Friday, November 2, 2012

Four Days to Go! My Picks for Tuesday

Time for Final Predictions. Obama by 2% in the popular vote. A solid win 303-235 in the Electoral College. If this link right here works, you can see my predictions on the CNN interactive map for the Electoral College by state. I couldn't figure a way to save or cut and paste.

Oh, and the Dems stay in control of the Senate. I'm going very optimistic to call it as 52 Dems, 46 Repubs, and 2 Independents who will caucus with the Dems. Not quite enough for the 60% cloture rule (only Constitutional in that the Senate can set its own rules, but it's a stupid rule), but the Republicans put up some really bad candidates for the Senate and Dems are doing better than originally expected. Repubs keep the House mainly due the short coat tails of the President. They will hold the House by a smaller margin, unfortunately not as unbounced as Tiggers should be.
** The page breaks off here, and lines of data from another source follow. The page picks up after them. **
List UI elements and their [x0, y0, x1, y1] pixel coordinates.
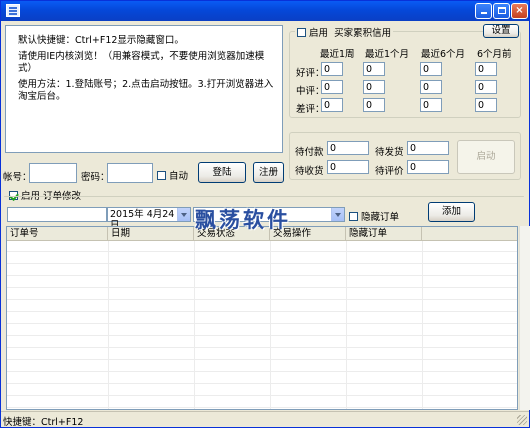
table-row[interactable] [7, 289, 517, 300]
auto-login-checkbox[interactable]: 自动 [157, 168, 188, 182]
order-edit-divider [4, 196, 524, 197]
hide-order-label: 隐藏订单 [361, 212, 400, 223]
hide-order-checkbox[interactable]: 隐藏订单 [349, 209, 399, 223]
close-button[interactable]: × [511, 3, 528, 19]
order-date-picker[interactable]: 2015年 4月24日, [107, 207, 191, 231]
pending-ship-label: 待发货 [375, 147, 404, 158]
password-input[interactable] [107, 163, 153, 183]
order-edit-enable-checkbox[interactable]: 启用 订单修改 [9, 188, 81, 202]
pending-receive-label: 待收货 [295, 166, 324, 177]
credit-neutral-1week[interactable]: 0 [321, 80, 343, 94]
table-row[interactable] [7, 313, 517, 324]
credit-neutral-1month[interactable]: 0 [363, 80, 385, 94]
start-button[interactable]: 启动 [457, 140, 515, 174]
password-label: 密码： [81, 172, 110, 183]
checkbox-icon [349, 212, 358, 221]
credit-group-label: 买家累积信用 [334, 28, 392, 39]
info-line-browser: 请使用IE内核浏览！（用兼容模式，不要使用浏览器加速模式） [18, 51, 265, 74]
app-icon [6, 4, 20, 17]
main-window: × 默认快捷键：Ctrl+F12显示隐藏窗口。 请使用IE内核浏览！（用兼容模式… [0, 0, 530, 428]
credit-good-before-6months[interactable]: 0 [475, 62, 497, 76]
add-button[interactable]: 添加 [428, 202, 475, 222]
pending-review-value[interactable]: 0 [407, 160, 449, 174]
chevron-down-icon[interactable] [177, 208, 190, 221]
credit-enable-checkbox[interactable]: 启用 [297, 28, 328, 39]
register-button[interactable]: 注册 [253, 162, 284, 183]
table-row[interactable] [7, 373, 517, 384]
pending-review-label: 待评价 [375, 166, 404, 177]
credit-col-1month: 最近1个月 [365, 49, 410, 60]
status-text: 快捷键：Ctrl+F12 [3, 417, 84, 428]
credit-col-before-6months: 6个月前 [477, 49, 512, 60]
column-header-order-number[interactable]: 订单号 [7, 227, 108, 241]
credit-bad-before-6months[interactable]: 0 [475, 98, 497, 112]
table-row[interactable] [7, 349, 517, 360]
pending-ship-value[interactable]: 0 [407, 141, 449, 155]
window-edge-scrollbar [519, 226, 530, 410]
maximize-button[interactable] [493, 3, 510, 19]
minimize-icon [480, 12, 487, 14]
resize-grip-icon[interactable] [517, 415, 527, 425]
column-header-hide-order[interactable]: 隐藏订单 [346, 227, 422, 241]
credit-good-1month[interactable]: 0 [363, 62, 385, 76]
close-icon: × [515, 5, 524, 16]
pending-payment-label: 待付款 [295, 147, 324, 158]
table-row[interactable] [7, 385, 517, 396]
credit-neutral-before-6months[interactable]: 0 [475, 80, 497, 94]
auto-login-label: 自动 [169, 171, 189, 182]
maximize-icon [497, 7, 506, 14]
table-row[interactable] [7, 325, 517, 336]
info-line-hotkey: 默认快捷键：Ctrl+F12显示隐藏窗口。 [18, 35, 184, 46]
table-row[interactable] [7, 253, 517, 264]
table-row[interactable] [7, 301, 517, 312]
table-row[interactable] [7, 265, 517, 276]
credit-neutral-6months[interactable]: 0 [420, 80, 442, 94]
orders-table[interactable]: 订单号 日期 交易状态 交易操作 隐藏订单 [6, 226, 518, 410]
checkbox-icon [297, 28, 306, 37]
title-bar[interactable]: × [1, 1, 529, 21]
table-row[interactable] [7, 241, 517, 252]
checkbox-icon [157, 171, 166, 180]
login-button[interactable]: 登陆 [198, 162, 246, 183]
settings-button[interactable]: 设置 [483, 24, 519, 38]
minimize-button[interactable] [475, 3, 492, 19]
account-input[interactable] [29, 163, 77, 183]
info-text-box[interactable]: 默认快捷键：Ctrl+F12显示隐藏窗口。 请使用IE内核浏览！（用兼容模式，不… [5, 25, 283, 153]
credit-bad-1month[interactable]: 0 [363, 98, 385, 112]
account-label: 帐号： [3, 172, 32, 183]
credit-bad-6months[interactable]: 0 [420, 98, 442, 112]
credit-good-6months[interactable]: 0 [420, 62, 442, 76]
credit-good-1week[interactable]: 0 [321, 62, 343, 76]
chevron-down-icon[interactable] [331, 208, 344, 221]
credit-bad-1week[interactable]: 0 [321, 98, 343, 112]
status-bar: 快捷键：Ctrl+F12 [1, 411, 529, 428]
watermark-logo: 飘荡软件 [195, 208, 291, 232]
credit-col-1week: 最近1周 [320, 49, 355, 60]
column-header-date[interactable]: 日期 [108, 227, 194, 241]
table-row[interactable] [7, 277, 517, 288]
table-row[interactable] [7, 361, 517, 372]
credit-col-6months: 最近6个月 [421, 49, 466, 60]
order-number-input[interactable] [7, 207, 107, 222]
info-line-usage: 使用方法：1.登陆账号；2.点击启动按钮。3.打开浏览器进入淘宝后台。 [18, 79, 274, 102]
table-row[interactable] [7, 337, 517, 348]
pending-receive-value[interactable]: 0 [327, 160, 369, 174]
pending-payment-value[interactable]: 0 [327, 141, 369, 155]
credit-groupbox-title: 启用 买家累积信用 [295, 25, 394, 39]
table-row[interactable] [7, 397, 517, 408]
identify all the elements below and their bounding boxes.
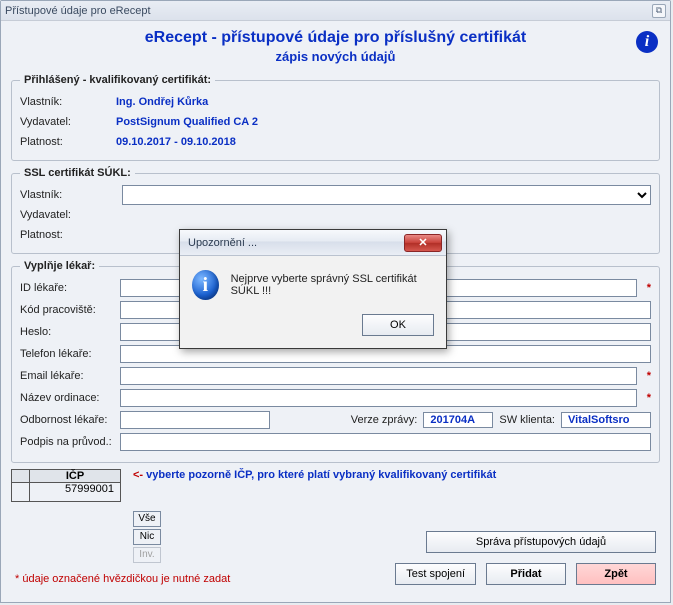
id-lekare-label: ID lékaře: <box>20 282 116 294</box>
main-window: Přístupové údaje pro eRecept ⧉ eRecept -… <box>0 0 671 603</box>
nazev-ordinace-label: Název ordinace: <box>20 392 116 404</box>
issuer-value: PostSignum Qualified CA 2 <box>116 116 258 128</box>
required-star: * <box>647 282 651 294</box>
validity-label: Platnost: <box>20 136 116 148</box>
qualified-cert-legend: Přihlášený - kvalifikovaný certifikát: <box>20 74 215 86</box>
verze-label: Verze zprávy: <box>351 414 418 426</box>
heslo-label: Heslo: <box>20 326 116 338</box>
issuer-label: Vydavatel: <box>20 116 116 128</box>
ssl-validity-label: Platnost: <box>20 229 116 241</box>
email-input[interactable] <box>120 367 637 385</box>
odbornost-label: Odbornost lékaře: <box>20 414 116 426</box>
sw-value: VitalSoftsro <box>561 412 651 428</box>
titlebar: Přístupové údaje pro eRecept ⧉ <box>1 1 670 21</box>
sw-label: SW klienta: <box>499 414 555 426</box>
back-button[interactable]: Zpět <box>576 563 656 585</box>
info-icon[interactable]: i <box>636 31 658 53</box>
ssl-cert-legend: SSL certifikát SÚKL: <box>20 167 135 179</box>
add-button[interactable]: Přidat <box>486 563 566 585</box>
window-close-button[interactable]: ⧉ <box>652 4 666 18</box>
required-star: * <box>647 370 651 382</box>
icp-value: 57999001 <box>30 483 120 501</box>
page-subtitle: zápis nových údajů <box>13 49 658 64</box>
podpis-label: Podpis na průvod.: <box>20 436 116 448</box>
icp-header: IČP <box>30 470 120 483</box>
dialog-titlebar: Upozornění ... ✕ <box>180 230 446 256</box>
dialog-body: i Nejprve vyberte správný SSL certifikát… <box>180 256 446 304</box>
selection-mini-buttons: Vše Nic Inv. <box>133 511 161 563</box>
ssl-owner-label: Vlastník: <box>20 189 116 201</box>
owner-value: Ing. Ondřej Kůrka <box>116 96 208 108</box>
dialog-close-button[interactable]: ✕ <box>404 234 442 252</box>
test-connection-button[interactable]: Test spojení <box>395 563 476 585</box>
dialog-actions: OK <box>180 304 446 348</box>
qualified-cert-group: Přihlášený - kvalifikovaný certifikát: V… <box>11 74 660 161</box>
table-row[interactable]: 57999001 <box>12 483 120 501</box>
required-footnote: * údaje označené hvězdičkou je nutné zad… <box>15 573 230 585</box>
header: eRecept - přístupové údaje pro příslušný… <box>1 21 670 68</box>
nazev-ordinace-input[interactable] <box>120 389 637 407</box>
manage-credentials-button[interactable]: Správa přístupových údajů <box>426 531 656 553</box>
email-label: Email lékaře: <box>20 370 116 382</box>
arrow-icon: <- <box>133 469 143 481</box>
verze-value: 201704A <box>423 412 493 428</box>
select-none-button[interactable]: Nic <box>133 529 161 545</box>
validity-value: 09.10.2017 - 09.10.2018 <box>116 136 236 148</box>
kod-pracoviste-label: Kód pracoviště: <box>20 304 116 316</box>
invert-selection-button[interactable]: Inv. <box>133 547 161 563</box>
page-title: eRecept - přístupové údaje pro příslušný… <box>13 29 658 47</box>
required-star: * <box>647 392 651 404</box>
icp-table[interactable]: IČP 57999001 <box>11 469 121 502</box>
odbornost-input[interactable] <box>120 411 270 429</box>
ssl-owner-select[interactable] <box>122 185 651 205</box>
icp-corner-cell <box>12 470 30 483</box>
owner-label: Vlastník: <box>20 96 116 108</box>
info-icon: i <box>192 270 219 300</box>
row-selector-cell[interactable] <box>12 483 30 501</box>
dialog-ok-button[interactable]: OK <box>362 314 434 336</box>
doctor-legend: Vyplňje lékař: <box>20 260 99 272</box>
window-title: Přístupové údaje pro eRecept <box>5 5 151 17</box>
icp-hint: <- vyberte pozorně IČP, pro které platí … <box>133 469 496 502</box>
icp-hint-text: vyberte pozorně IČP, pro které platí vyb… <box>146 469 496 481</box>
close-icon: ✕ <box>418 236 427 249</box>
bottom-area: IČP 57999001 <- vyberte pozorně IČP, pro… <box>11 469 660 502</box>
close-icon: ⧉ <box>656 5 662 16</box>
telefon-label: Telefon lékaře: <box>20 348 116 360</box>
action-buttons: Správa přístupových údajů Test spojení P… <box>395 531 656 585</box>
podpis-input[interactable] <box>120 433 651 451</box>
dialog-title: Upozornění ... <box>188 237 257 249</box>
warning-dialog: Upozornění ... ✕ i Nejprve vyberte správ… <box>179 229 447 349</box>
select-all-button[interactable]: Vše <box>133 511 161 527</box>
dialog-message: Nejprve vyberte správný SSL certifikát S… <box>231 273 434 297</box>
ssl-issuer-label: Vydavatel: <box>20 209 116 221</box>
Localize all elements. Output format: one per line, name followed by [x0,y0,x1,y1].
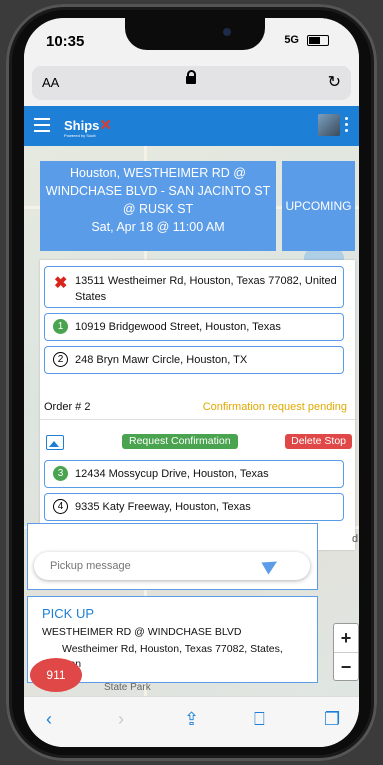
reload-icon[interactable]: ↻ [328,72,341,92]
stop-number-badge: 2 [53,352,68,367]
logo-text: Ships [64,118,100,133]
origin-x-icon: ✖ [54,275,68,292]
app-logo[interactable]: Ships✕ Powered by Soutt [64,116,112,138]
back-chevron-icon[interactable]: ‹ [46,709,52,730]
stop-address: 13511 Westheimer Rd, Houston, Texas 7708… [75,275,337,303]
screen: 10:35 5G AA ↻ Ships✕ Powered by Soutt Ho… [24,18,359,747]
stop-item-2[interactable]: 2 248 Bryn Mawr Circle, Houston, TX [44,346,344,374]
stop-number-badge: 1 [53,319,68,334]
stop-address: 9335 Katy Freeway, Houston, Texas [75,501,251,513]
delete-stop-button[interactable]: Delete Stop [285,434,352,449]
trip-summary[interactable]: Houston, WESTHEIMER RD @ WINDCHASE BLVD … [40,161,276,251]
battery-icon [307,35,329,46]
trip-status-badge: UPCOMING [282,161,355,251]
pickup-street: WESTHEIMER RD @ WINDCHASE BLVD [42,626,242,638]
request-confirmation-button[interactable]: Request Confirmation [122,434,238,449]
tabs-icon[interactable]: ❐ [324,709,340,730]
notch [125,18,265,50]
stop-number-badge: 3 [53,466,68,481]
divider [40,419,355,420]
stop-address: 12434 Mossycup Drive, Houston, Texas [75,468,269,480]
stop-number-badge: 4 [53,499,68,514]
stop-item-4[interactable]: 4 9335 Katy Freeway, Houston, Texas [44,493,344,521]
stops-panel: ✖ 13511 Westheimer Rd, Houston, Texas 77… [40,260,355,550]
zoom-out-button[interactable]: − [334,652,358,681]
phone-frame: 10:35 5G AA ↻ Ships✕ Powered by Soutt Ho… [0,0,383,765]
image-icon[interactable] [46,435,64,450]
trip-line: WINDCHASE BLVD - SAN JACINTO ST [45,184,271,198]
pickup-title: PICK UP [42,606,95,621]
pickup-address: Westheimer Rd, Houston, Texas 77082, Sta… [42,643,283,670]
confirmation-status: Confirmation request pending [202,401,347,413]
zoom-in-button[interactable]: + [334,624,358,652]
stop-item-3[interactable]: 3 12434 Mossycup Drive, Houston, Texas [44,460,344,488]
front-camera [223,28,231,36]
hamburger-menu-icon[interactable] [34,118,50,132]
address-bar[interactable]: AA ↻ [32,66,351,100]
stop-address: 248 Bryn Mawr Circle, Houston, TX [75,354,248,366]
map-edge-label: d [352,533,359,545]
text-size-button[interactable]: AA [42,75,59,90]
bookmarks-icon[interactable]: ⎕ [254,709,265,730]
pickup-message-box [27,523,318,590]
trip-line: Houston, WESTHEIMER RD @ [70,166,246,180]
lock-icon [186,70,196,84]
app-header: Ships✕ Powered by Soutt [24,106,359,146]
map-zoom-control: + − [333,623,359,681]
safari-bottom-bar: ‹ › ⇪ ⎕ ❐ [24,696,359,747]
map-label-state-park: State Park [104,682,151,693]
trip-line: @ RUSK ST [122,202,194,216]
share-icon[interactable]: ⇪ [184,709,199,730]
logo-x-icon: ✕ [99,117,112,134]
trip-datetime: Sat, Apr 18 @ 11:00 AM [91,220,225,234]
network-indicator: 5G [284,34,299,46]
stop-item-origin[interactable]: ✖ 13511 Westheimer Rd, Houston, Texas 77… [44,266,344,308]
status-time: 10:35 [46,33,85,50]
stop-item-1[interactable]: 1 10919 Bridgewood Street, Houston, Texa… [44,313,344,341]
user-avatar[interactable] [318,114,340,136]
order-label: Order # 2 [44,401,91,413]
emergency-911-button[interactable]: 911 [30,658,82,692]
safari-toolbar: AA ↻ [24,62,359,106]
more-options-icon[interactable] [345,117,349,135]
forward-chevron-icon[interactable]: › [118,709,124,730]
stop-address: 10919 Bridgewood Street, Houston, Texas [75,321,281,333]
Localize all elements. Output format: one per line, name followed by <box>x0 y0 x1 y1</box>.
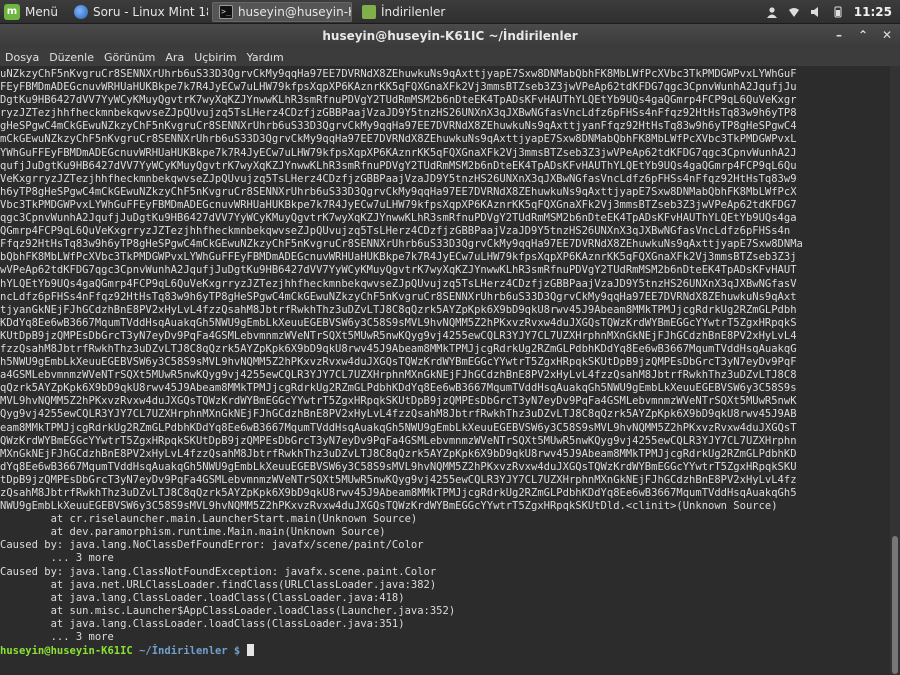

I admit I got my 2% popular vote figure from Nate Silver, Nerd King of Statisticians. Check out his website at FiveThirtyEight to see his interactive map of states and his analyses of the likelihood of each electoral college win. [I swear, Virginia changes from baby blue to pink and back again every time I look!]

From Sam Wang's PEC as of November 2, 2012 8:00 p.m. EST. I like this map because it shows the states with their respective sizes relative to their importance in the electoral college - roughly comparable to relative population.


Sam's map looks a lot like mine with NC and FL still toss-ups. Sam is generally more optimistic than I am and has an interesting graphic showing the history of the aggregate polls with highlights of the history of the race. This is his EV estimator. The target zones he explained a few days ago as similar to the target zone of the eye of a hurricane. The red zone is his 66% probability variation and the yellow is his 99% level of certainty. The gray is the 99% probability range throughout the history of the contest.


You can pretty well see what Romney's best day of the campaign was shortly after Debate #1. Sam makes a strong argument based on this graph that it was the VP debate that actually stabilized the Obama free-fall. After Debate #2, it started back up. Sorry, Romney fans.

Whatever happens on Tuesday, I will follow my wife's rule with regard to the BYU-UofU rivalry - no gloating. Except I won't follow the part of the rule about cheering for whoever is behind at any point of the game. Sorry, Romney.